General information
- Status: Unexecuted
- Location: Boston, Massachusetts
- Client: Stevens Development Corporation

Design and construction
- Architecture firm: Boston Center Architects

= Back Bay Center =

The Back Bay Center is an unexecuted building complex in Boston, Massachusetts. The project was proposed by real estate developer Roger L. Stevens on a former rail yard of the Boston and Albany Railroad. The project was designed by a consortium of architects that called itself the Boston Center Architects, composed of Pietro Belluschi, Walter Bogner, Walter Gropius, Carl Koch, and Hugh Stubbins. The design was completed in the summer of 1953 and was unveiled that September. Over the next two years, Stevens fought to obtain a tax concession from the city. When this was blocked by the Massachusetts Supreme Court, he backed out of the project. In 1957, Stevens sold his option on the land to the Prudential Insurance Company, who reconstituted the project as the Prudential Center from a design by Charles Luckman.

== History ==
In 1953, real estate developer Roger L. Stevens obtained a three-year option on a 30-acre former railroad yard owned by the Boston and Albany Railroad. Stevens envisioned a mixed-use development that would lure residents back to the city center in the face of increasing suburbanization. Stevens formed the Stevens Development Corporation to promote the project.
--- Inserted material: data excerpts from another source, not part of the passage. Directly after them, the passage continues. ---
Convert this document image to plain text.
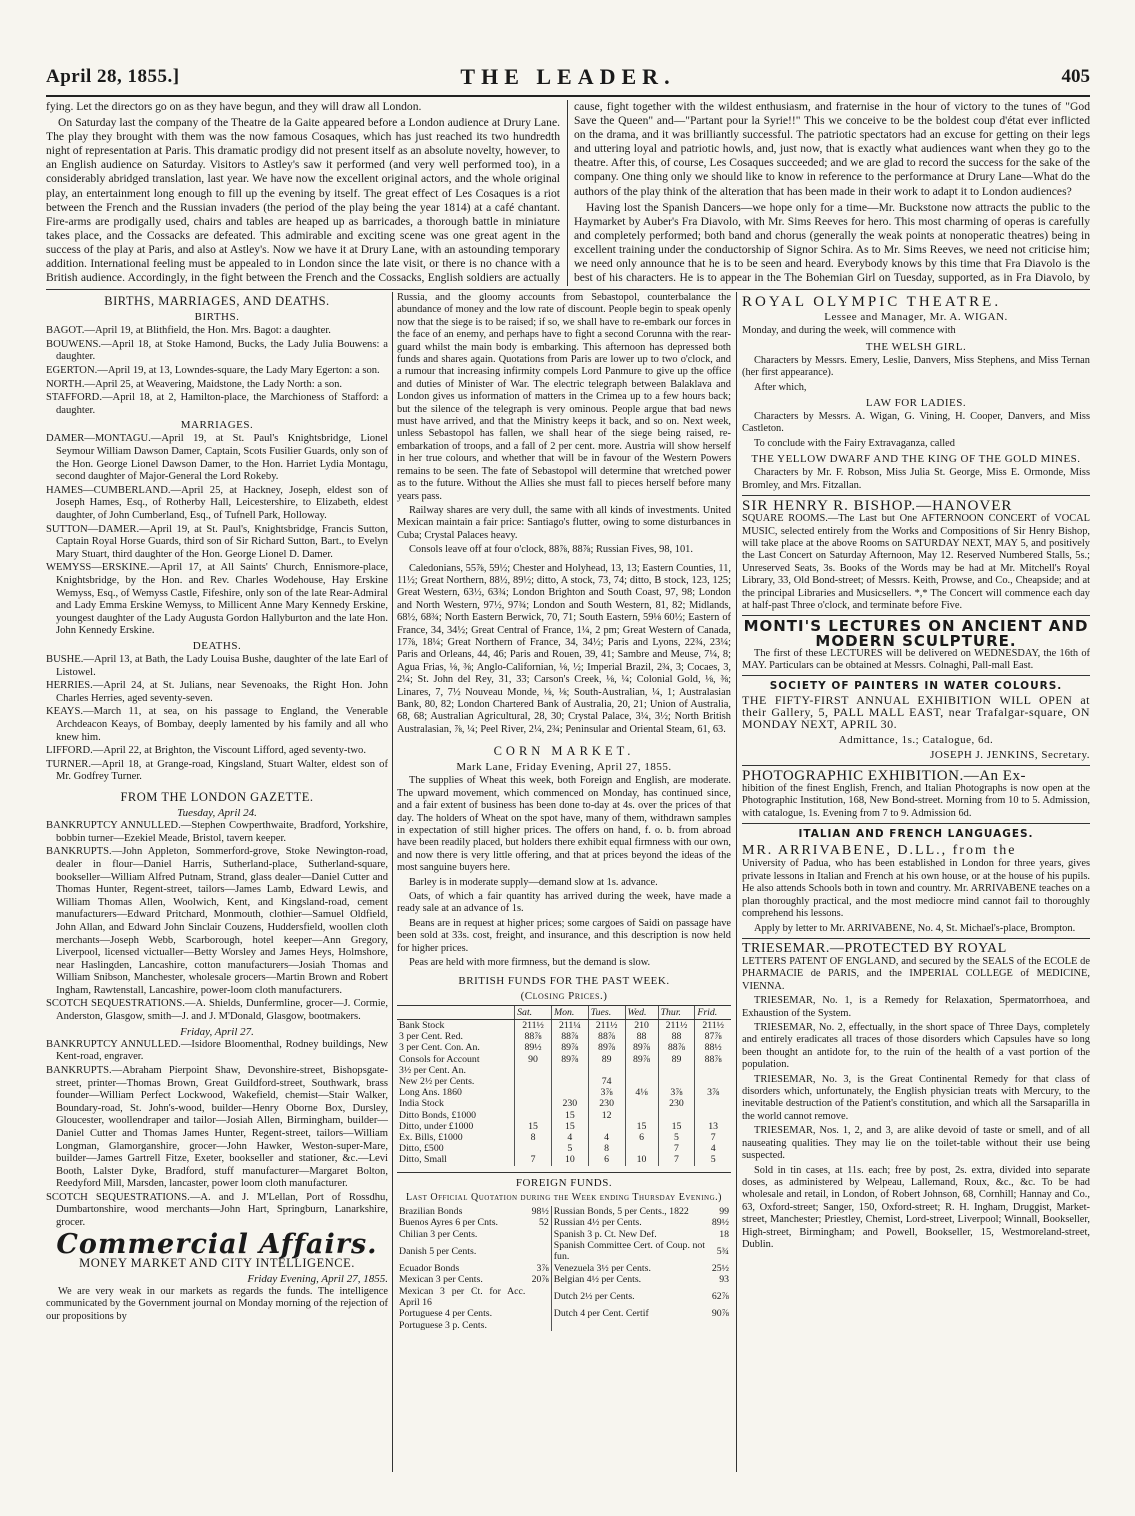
April 28, 1855.]	THE LEADER.	405

fying. Let the directors go on as they have begun, and they will draw all London.

On Saturday last the company of the Theatre de la Gaite appeared before a London audience at Drury Lane. The play they brought with them was the now famous Cosaques, which has just reached its two hundredth night of representation at Paris. This dramatic prodigy did not present itself as an absolute novelty, however, to an English audience on Saturday. Visitors to Astley's saw it performed (and very well performed too), in a considerably abridged translation, last year. We have now the excellent original actors, and the whole original play, an entertainment long enough to fill up the evening by itself. The great effect of Les Cosaques is a riot between the French and the Russian invaders (the period of the play being the year 1814) at a café chantant. Fire-arms are prodigally used, chairs and tables are heaped up as barricades, a thorough battle in miniature takes place, and the Cossacks are defeated. This admirable and exciting scene was one great agent in the success of the play at Paris, and also at Astley's. Now we have it at Drury Lane, with an astounding temporary addition. International feeling must be appealed to in London since the late visit, or there is no chance with a British audience. Accordingly, in the fight between the French and the Cossacks, English soldiers are actually

cause, fight together with the wildest enthusiasm, and fraternise in the hour of victory to the tunes of "God Save the Queen" and—"Partant pour la Syrie!!" This we conceive to be the boldest coup d'état ever inflicted on the drama, and it was brilliantly successful. The patriotic spectators had an excuse for getting on their legs and uttering loyal and patriotic howls, and, just now, that is exactly what audiences want when they go to the theatre. After this, of course, Les Cosaques succeeded; and we are glad to record the success for the sake of the company. One thing only we should like to know in reference to the performance at Drury Lane—What do the authors of the play think of the alteration that has been made in their work to adapt it to London audiences?

Having lost the Spanish Dancers—we hope only for a time—Mr. Buckstone now attracts the public to the Haymarket by Auber's Fra Diavolo, with Mr. Sims Reeves for hero. This most charming of operas is carefully and completely performed; both band and chorus (generally the weak points at nonoperatic theatres) being in excellent training under the conductorship of Signor Schira. As to Mr. Sims Reeves, we need not criticise him; we need only announce that he is to be seen and heard. Everybody knows by this time that Fra Diavolo is the best of his characters. He is to appear in the The Bohemian Girl on Tuesday, supported, as in Fra Diavolo, by

BIRTHS, MARRIAGES, AND DEATHS.
BIRTHS.
BAGOT.—April 19, at Blithfield, the Hon. Mrs. Bagot: a daughter.
BOUWENS.—April 18, at Stoke Hamond, Bucks, the Lady Julia Bouwens: a daughter.
EGERTON.—April 19, at 13, Lowndes-square, the Lady Mary Egerton: a son.
NORTH.—April 25, at Weavering, Maidstone, the Lady North: a son.
STAFFORD.—April 18, at 2, Hamilton-place, the Marchioness of Stafford: a daughter.
MARRIAGES.
DAMER—MONTAGU.—April 19, at St. Paul's Knightsbridge, Lionel Seymour William Dawson Damer, Captain, Scots Fusilier Guards, only son of the Hon. George Lionel Dawson Damer, to the Hon. Harriet Lydia Montagu, second daughter of Major-General the Lord Rokeby.
HAMES—CUMBERLAND.—April 25, at Hackney, Joseph, eldest son of Joseph Hames, Esq., of Rotherby Hall, Leicestershire, to Elizabeth, eldest daughter, of John Cumberland, Esq., of Tufnell Park, Holloway.
SUTTON—DAMER.—April 19, at St. Paul's, Knightsbridge, Francis Sutton, Captain Royal Horse Guards, third son of Sir Richard Sutton, Bart., to Evelyn Mary Stuart, third daughter of the Hon. George Lionel D. Damer.
WEMYSS—ERSKINE.—April 17, at All Saints' Church, Ennismore-place, Knightsbridge, by the Hon. and Rev. Charles Wodehouse, Hay Erskine Wemyss, Esq., of Wemyss Castle, Fifeshire, only son of the late Rear-Admiral and Lady Emma Erskine Wemyss, to Millicent Anne Mary Kennedy Erskine, youngest daughter of the Lady Augusta Gordon Hallyburton and the late Hon. John Kennedy Erskine.
DEATHS.
BUSHE.—April 13, at Bath, the Lady Louisa Bushe, daughter of the late Earl of Listowel.
HERRIES.—April 24, at St. Julians, near Sevenoaks, the Right Hon. John Charles Herries, aged seventy-seven.
KEAYS.—March 11, at sea, on his passage to England, the Venerable Archdeacon Keays, of Bombay, deeply lamented by his family and all who knew him.
LIFFORD.—April 22, at Brighton, the Viscount Lifford, aged seventy-two.
TURNER.—April 18, at Grange-road, Kingsland, Stuart Walter, eldest son of Mr. Godfrey Turner.
FROM THE LONDON GAZETTE.
Tuesday, April 24.
BANKRUPTCY ANNULLED.—Stephen Cowperthwaite, Bradford, Yorkshire, bobbin turner—Ezekiel Meade, Bristol, tavern keeper.
BANKRUPTS.—John Appleton, Sommerford-grove, Stoke Newington-road, dealer in flour—Daniel Harris, Sutherland-place, Sutherland-square, bookseller—William Alfred Putnam, Strand, glass dealer—Daniel Cutter and Thomas Hunter, Regent-street, tailors—James Lamb, Edward Lewis, and William Thomas Allen, Woolwich, Kent, and Kingsland-road, cement manufacturers—Edward Pritchard, Monmouth, clothier—Samuel Oldfield, John Allan, and Edward John Sinclair Couzens, Huddersfield, woollen cloth merchants—Joseph Webb, Scarborough, hotel keeper—Ann Gregory, Liverpool, licensed victualler—Betty Worsley and James Heys, Holmshore, near Haslingden, Lancashire, cotton manufacturers—Josiah Thomas and William Snibson, Manchester, wholesale grocers—Martin Brown and Robert Ingham, Rawtenstall, Lancashire, power-loom cloth manufacturers.
SCOTCH SEQUESTRATIONS.—A. Shields, Dunfermline, grocer—J. Cormie, Anderston, Glasgow, smith—J. and J. M'Donald, Glasgow, bootmakers.
Friday, April 27.
BANKRUPTCY ANNULLED.—Isidore Bloomenthal, Rodney buildings, New Kent-road, engraver.
BANKRUPTS.—Abraham Pierpoint Shaw, Devonshire-street, Bishopsgate-street, printer—Thomas Brown, Great Guildford-street, Southwark, brass founder—William Perfect Lockwood, Wakefield, chemist—Stair Walker, Boundary-road, St. John's-wood, builder—Henry Oborne Box, Dursley, Gloucester, woollendraper and tailor—Josiah Allen, Birmingham, builder—Daniel Cutter and Thomas James Hunter, Regent-street, tailors—William Longman, Glamorganshire, grocer—John Hawker, Weston-super-Mare, builder—James Gartrell Fitze, Exeter, bookseller and stationer, &c.—Levi Booth, Lalster Dyke, Bradford, stuff manufacturer—Margaret Bolton, Reedyford Mill, Marsden, lancaster, power loom cloth manufacturer.
SCOTCH SEQUESTRATIONS.—A. and J. M'Lellan, Port of Rossdhu, Dumbartonshire, wood merchants—John Hart, Springburn, Lanarkshire, grocer.
Commercial Affairs.
MONEY MARKET AND CITY INTELLIGENCE.
Friday Evening, April 27, 1855.

We are very weak in our markets as regards the funds. The intelligence communicated by the Government journal on Monday morning of the rejection of our propositions by

Russia, and the gloomy accounts from Sebastopol, counterbalance the abundance of money and the low rate of discount. People begin to speak openly now that the siege is to be raised; if so, we shall have to re-embark our forces in the face of an enemy, and perhaps have to fight a second Corunna with the rear-guard whilst the main body is embarking. This afternoon has depressed both funds and shares again. Quotations from Paris are lower up to two o'clock, and a rumour that increasing infirmity compels Lord Panmure to give up the office and duties of Minister of War. The electric telegraph between Balaklava and London gives us information of matters in the Crimea up to a few hours back; but the silence of the telegraph is very ominous. People argue that bad news must have arrived, and that the Ministry keeps it back, and so on. Next week, unless Sebastopol has fallen, we shall hear of the siege being raised, re-embarkation of troops, and a fall of 2 per cent. more. Austria will show herself in her true colours, and whether that will be in favour of the Western Powers remains to be seen. The fate of Sebastopol will determine that wretched power as to the future. Without the Allies she must fall to pieces herself before many years pass.

Railway shares are very dull, the same with all kinds of investments. United Mexican maintain a fair price: Santiago's flutter, owing to some disturbances in Cuba; Crystal Palaces heavy.

Consols leave off at four o'clock, 88⅞, 88⅞; Russian Fives, 98, 101.

Caledonians, 55⅞, 59½; Chester and Holyhead, 13, 13; Eastern Counties, 11, 11½; Great Northern, 88½, 89½; ditto, A stock, 73, 74; ditto, B stock, 123, 125; Great Western, 63½, 63¾; London Brighton and South Coast, 97, 98; London and North Western, 97½, 97¾; London and South Western, 81, 82; Midlands, 68½, 68¾; North Eastern Berwick, 70, 71; South Eastern, 59⅛ 60½; Eastern of France, 34, 34½; Great Central of France, 1¼, 2 pm; Great Western of Canada, 17⅞, 18¼; Great Northern of France, 34, 34½; Paris and Lyons, 22¾, 23¼; Paris and Orleans, 44, 46; Paris and Rouen, 39, 41; Sambre and Meuse, 7¼, 8; Agua Frias, ⅛, ⅜; Anglo-Californian, ⅛, ½; Imperial Brazil, 2¾, 3; Cocaes, 3, 2¼; St. John del Rey, 31, 33; Carson's Creek, ⅛, ¼; Colonial Gold, ⅛, ⅜; Linares, 7, 7½ Nouveau Monde, ⅛, ⅛; South-Australian, ¼, 1; Australasian Bank, 80, 82; London Chartered Bank of Australia, 20, 21; Union of Australia, 68, 68; Australian Agricultural, 28, 30; Crystal Palace, 3¼, 3½; North British Australasian, ⅞, ¼; Peel River, 2¼, 2¾; Peninsular and Oriental Steam, 61, 63.

CORN MARKET.
Mark Lane, Friday Evening, April 27, 1855.

The supplies of Wheat this week, both Foreign and English, are moderate. The upward movement, which commenced on Monday, has continued since, and a fair extent of business has been done to-day at 4s. over the prices of that day. The holders of Wheat on the spot have, many of them, withdrawn samples in expectation of still higher prices. The offers on hand, f. o. b. from abroad have been readily placed, but holders there exhibit equal firmness with our own, and now there is very little offering, and that at prices beyond the ideas of the most sanguine buyers here.

Barley is in moderate supply—demand slow at 1s. advance.

Oats, of which a fair quantity has arrived during the week, have made a ready sale at an advance of 1s.

Beans are in request at higher prices; some cargoes of Saidi on passage have been sold at 33s. cost, freight, and insurance, and this description is now held for higher prices.

Peas are held with more firmness, but the demand is slow.

BRITISH FUNDS FOR THE PAST WEEK.
(Closing Prices.)
	Sat.	Mon.	Tues.	Wed.	Thur.	Frid.
Bank Stock	211½	211¼	211½	210	211½	211½
3 per Cent. Red.	88⅞	88⅞	88⅞	88	88	87⅞
3 per Cent. Con. An.	89½	89⅞	89⅞	89⅞	88⅞	88½
Consols for Account	90	89⅞	89	89⅞	89	88⅞
3½ per Cent. An.						
New 2½ per Cents.			74			
Long Ans. 1860			3⅞	4⅛	3⅞	3⅞
India Stock		230	230		230	
Ditto Bonds, £1000		15	12			
Ditto, under £1000	15	15		15	15	13
Ex. Bills, £1000	8	4	4	6	5	7
Ditto, £500		5	8		7	4
Ditto, Small	7	10	6	10	7	5
FOREIGN FUNDS.
Last Official Quotation during the Week ending Thursday Evening.)
Brazilian Bonds	98½	Russian Bonds, 5 per Cents., 1822	99
Buenos Ayres 6 per Cnts.	52	Russian 4½ per Cents.	89½
Chilian 3 per Cents.		Spanish 3 p. Ct. New Def.	18
Danish 5 per Cents.		Spanish Committee Cert. of Coup. not fun.	5¾
Ecuador Bonds	3⅞	Venezuela 3½ per Cents.	25½
Mexican 3 per Cents.	20⅞	Belgian 4½ per Cents.	93
Mexican 3 per Ct. for Acc. April 16		Dutch 2½ per Cents.	62⅞
Portuguese 4 per Cents.		Dutch 4 per Cent. Certif	90⅞
Portuguese 3 p. Cents.			
ROYAL OLYMPIC THEATRE.
Lessee and Manager, Mr. A. WIGAN.

Monday, and during the week, will commence with

THE WELSH GIRL.

Characters by Messrs. Emery, Leslie, Danvers, Miss Stephens, and Miss Ternan (her first appearance).

After which,

LAW FOR LADIES.

Characters by Messrs. A. Wigan, G. Vining, H. Cooper, Danvers, and Miss Castleton.

To conclude with the Fairy Extravaganza, called

THE YELLOW DWARF AND THE KING OF THE GOLD MINES.

Characters by Mr. F. Robson, Miss Julia St. George, Miss E. Ormonde, Miss Bromley, and Mrs. Fitzallan.

SIR HENRY R. BISHOP.—HANOVER

SQUARE ROOMS.—The Last but One AFTERNOON CONCERT of VOCAL MUSIC, selected entirely from the Works and Compositions of Sir Henry Bishop, will take place at the above Rooms on SATURDAY NEXT, MAY 5, and positively the Last Concert on Saturday Afternoon, May 12. Reserved Numbered Stalls, 5s.; Unreserved Seats, 3s. Books of the Words may be had at Mr. Mitchell's Royal Library, 33, Old Bond-street; of Messrs. Keith, Prowse, and Co., Cheapside; and at the principal Libraries and Musicsellers. *,* The Concert will commence each day at half-past Three o'clock, and terminate before Five.

MONTI'S LECTURES ON ANCIENT AND MODERN SCULPTURE.

The first of these LECTURES will be delivered on WEDNESDAY, the 16th of MAY. Particulars can be obtained at Messrs. Colnaghi, Pall-mall East.

SOCIETY OF PAINTERS IN WATER COLOURS.

THE FIFTY-FIRST ANNUAL EXHIBITION WILL OPEN at their Gallery, 5, PALL MALL EAST, near Trafalgar-square, ON MONDAY NEXT, APRIL 30.

Admittance, 1s.; Catalogue, 6d.
JOSEPH J. JENKINS, Secretary.
PHOTOGRAPHIC EXHIBITION.—An Ex-

hibition of the finest English, French, and Italian Photographs is now open at the Photographic Institution, 168, New Bond-street. Morning from 10 to 5. Admission, with catalogue, 1s. Evening from 7 to 9. Admission 6d.

ITALIAN AND FRENCH LANGUAGES.
MR. ARRIVABENE, D.LL., from the

University of Padua, who has been established in London for three years, gives private lessons in Italian and French at his own house, or at the house of his pupils. He also attends Schools both in town and country. Mr. ARRIVABENE teaches on a plan thoroughly practical, and the most mediocre mind cannot fail to thoroughly comprehend his lessons.

Apply by letter to Mr. ARRIVABENE, No. 4, St. Michael's-place, Brompton.

TRIESEMAR.—PROTECTED BY ROYAL

LETTERS PATENT OF ENGLAND, and secured by the SEALS of the ECOLE de PHARMACIE de PARIS, and the IMPERIAL COLLEGE of MEDICINE, VIENNA.

TRIESEMAR, No. 1, is a Remedy for Relaxation, Spermatorrhoea, and Exhaustion of the System.

TRIESEMAR, No. 2, effectually, in the short space of Three Days, completely and entirely eradicates all traces of those disorders which Capsules have so long been thought an antidote for, to the ruin of the health of a vast portion of the population.

TRIESEMAR, No. 3, is the Great Continental Remedy for that class of disorders which, unfortunately, the English physician treats with Mercury, to the inevitable destruction of the Patient's constitution, and which all the Sarsaparilla in the world cannot remove.

TRIESEMAR, Nos. 1, 2, and 3, are alike devoid of taste or smell, and of all nauseating qualities. They may lie on the toilet-table without their use being suspected.

Sold in tin cases, at 11s. each; free by post, 2s. extra, divided into separate doses, as administered by Welpeau, Lallemand, Roux, &c., &c. To be had wholesale and retail, in London, of Robert Johnson, 68, Cornhill; Hannay and Co., 63, Oxford-street; Sanger, 150, Oxford-street; R. H. Ingham, Druggist, Market-street, Manchester; Priestley, Chemist, Lord-street, Liverpool; Winnall, Bookseller, High-street, Birmingham; and Powell, Bookseller, 15, Westmoreland-street, Dublin.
In the spring of 1953, Pietro Belluschi, Walter Bogner, Walter Gropius, Carl Koch, and Hugh Stubbins joined together to form the Boston Center Architects. As each of the architects had his own practice, the group opened a new office with a separate staff. Gropius was appointed the BCA's chairman, Stubbins vice-chairman, Belluschi treasurer, and Bogner and Koch deputy administrators. In May they signed a contract with Stevens. The group would be remunerated for operating expenses but would not be paid for the design. However, the contract stipulated that if the project proceeded, they would be retained as its architects.

The group met in June and devised the overall concept for the project. As Belluschi, Gropius, and Bogner left for the summer, design work was done primarily by Hugh Stubbins and Norman Fletcher, both of Gropius's firm The Architects Collaborative. The group reconvened in late August, by which time Stubbins and Fletcher had prepared drawings and a model.
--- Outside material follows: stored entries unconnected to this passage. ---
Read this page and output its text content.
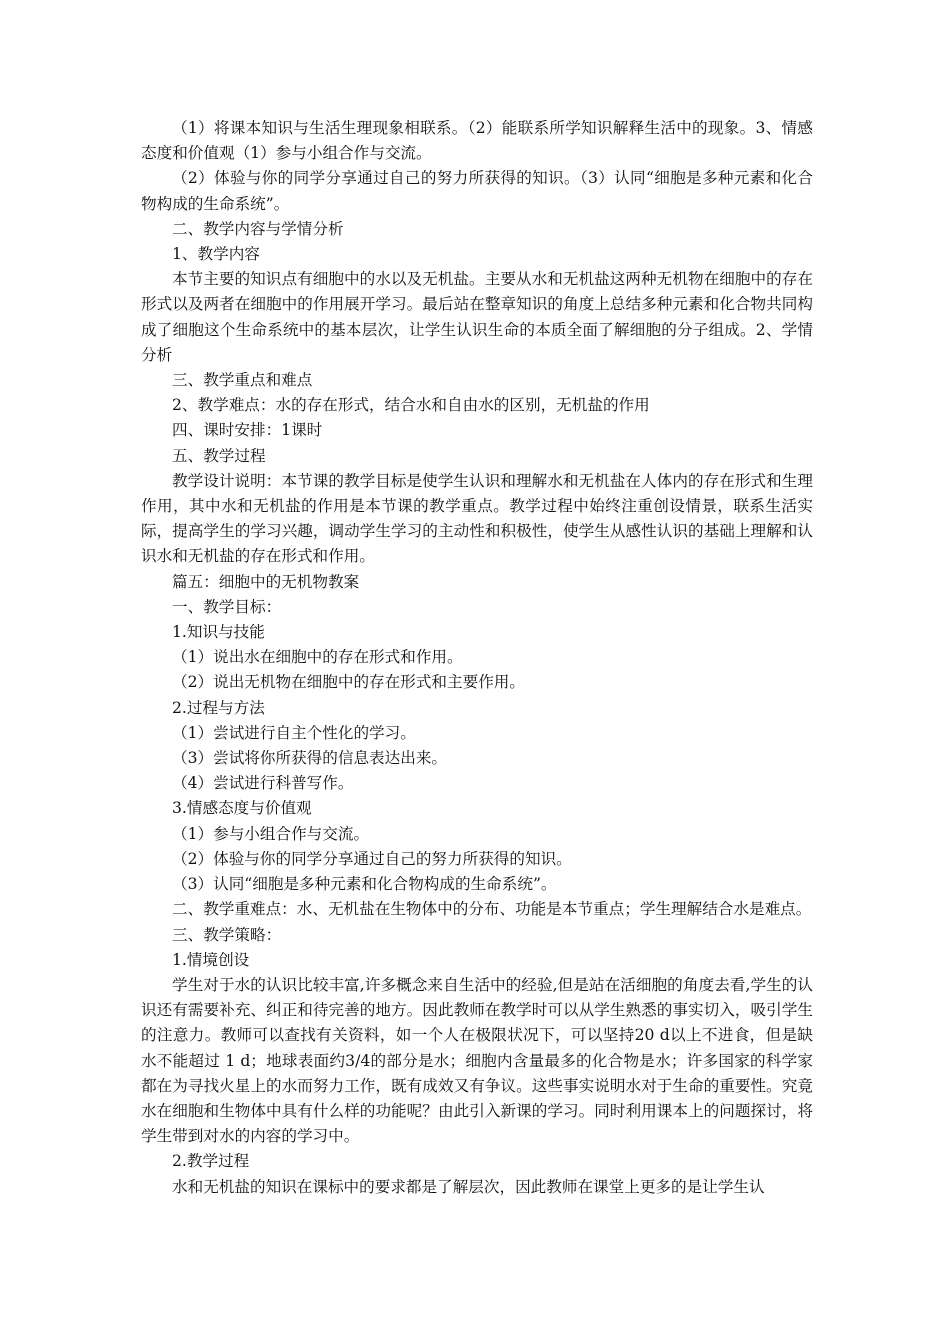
（1）将课本知识与生活生理现象相联系。（2）能联系所学知识解释生活中的现象。3、情感态度和价值观（1）参与小组合作与交流。

（2）体验与你的同学分享通过自己的努力所获得的知识。（3）认同“细胞是多种元素和化合物构成的生命系统”。

二、教学内容与学情分析

1、教学内容

本节主要的知识点有细胞中的水以及无机盐。主要从水和无机盐这两种无机物在细胞中的存在形式以及两者在细胞中的作用展开学习。最后站在整章知识的角度上总结多种元素和化合物共同构成了细胞这个生命系统中的基本层次，让学生认识生命的本质全面了解细胞的分子组成。2、学情分析

三、教学重点和难点

2、教学难点：水的存在形式，结合水和自由水的区别，无机盐的作用

四、课时安排：1课时

五、教学过程

教学设计说明：本节课的教学目标是使学生认识和理解水和无机盐在人体内的存在形式和生理作用，其中水和无机盐的作用是本节课的教学重点。教学过程中始终注重创设情景，联系生活实际，提高学生的学习兴趣，调动学生学习的主动性和积极性，使学生从感性认识的基础上理解和认识水和无机盐的存在形式和作用。

篇五：细胞中的无机物教案

一、教学目标：

1.知识与技能

（1）说出水在细胞中的存在形式和作用。

（2）说出无机物在细胞中的存在形式和主要作用。

2.过程与方法

（1）尝试进行自主个性化的学习。

（3）尝试将你所获得的信息表达出来。

（4）尝试进行科普写作。

3.情感态度与价值观

（1）参与小组合作与交流。

（2）体验与你的同学分享通过自己的努力所获得的知识。

（3）认同“细胞是多种元素和化合物构成的生命系统”。

二、教学重难点：水、无机盐在生物体中的分布、功能是本节重点；学生理解结合水是难点。

三、教学策略：

1.情境创设

学生对于水的认识比较丰富,许多概念来自生活中的经验,但是站在活细胞的角度去看,学生的认识还有需要补充、纠正和待完善的地方。因此教师在教学时可以从学生熟悉的事实切入，吸引学生的注意力。教师可以查找有关资料，如一个人在极限状况下，可以坚持20 d以上不进食，但是缺水不能超过 1 d；地球表面约3/4的部分是水；细胞内含量最多的化合物是水；许多国家的科学家都在为寻找火星上的水而努力工作，既有成效又有争议。这些事实说明水对于生命的重要性。究竟水在细胞和生物体中具有什么样的功能呢？由此引入新课的学习。同时利用课本上的问题探讨，将学生带到对水的内容的学习中。

2.教学过程

水和无机盐的知识在课标中的要求都是了解层次，因此教师在课堂上更多的是让学生认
The plan was proposed be built on the Boston and Albany Rail Yard. It was to contain four large office buildings, a shopping center, a convention hall, a hotel and a motel. One key goal of the plan was to make the center accessible to the automobile, in order to make the site competitive with suburban shopping centers. The initial project was ultimately prevented from moving forward because the Massachusetts Supreme Judicial Court ruled that the railroad yards could not be considered "blighted" and that giving investors a tax concession for the project would have been an inappropriate use of public money for private development.
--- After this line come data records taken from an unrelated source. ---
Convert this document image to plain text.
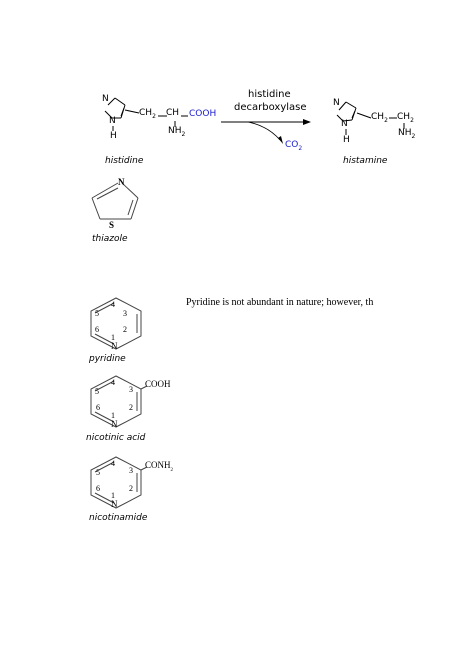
N
N
H
$CH_2$ CH COOH
$NH_2$
histidine
decarboxylase
$CO_2$
N
N
H
$CH_2$ $CH_2$
$NH_2$
histidine	histamine
N
S
thiazole
4
3
5
6	2
1
N
pyridine
4
3
5
6	2
1
N
COOH
nicotinic acid
4
3
5
6	2
1
N
$CONH_2$
nicotinamide

Pyridine is not abundant in nature; however, th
=== Sale of the project to Prudential ===
In January 1957, the Prudential Insurance Company announced that it would develop the site as the "Prudential Center." Before Prudential purchased the air rights to the parcel in 1957, they consulted with the Back Bay Center designers, but decided to hire Charles Luckman to design Prudential Center instead. A tax concession was ultimately achieved through legislation in 1960 that extended the power of the Boston Redevelopment Authority (BRA) to contain the planning function. The BRA declared the rail yards, now abandoned, to be a blighted area, and Prudential was able to develop the site with a tax concession.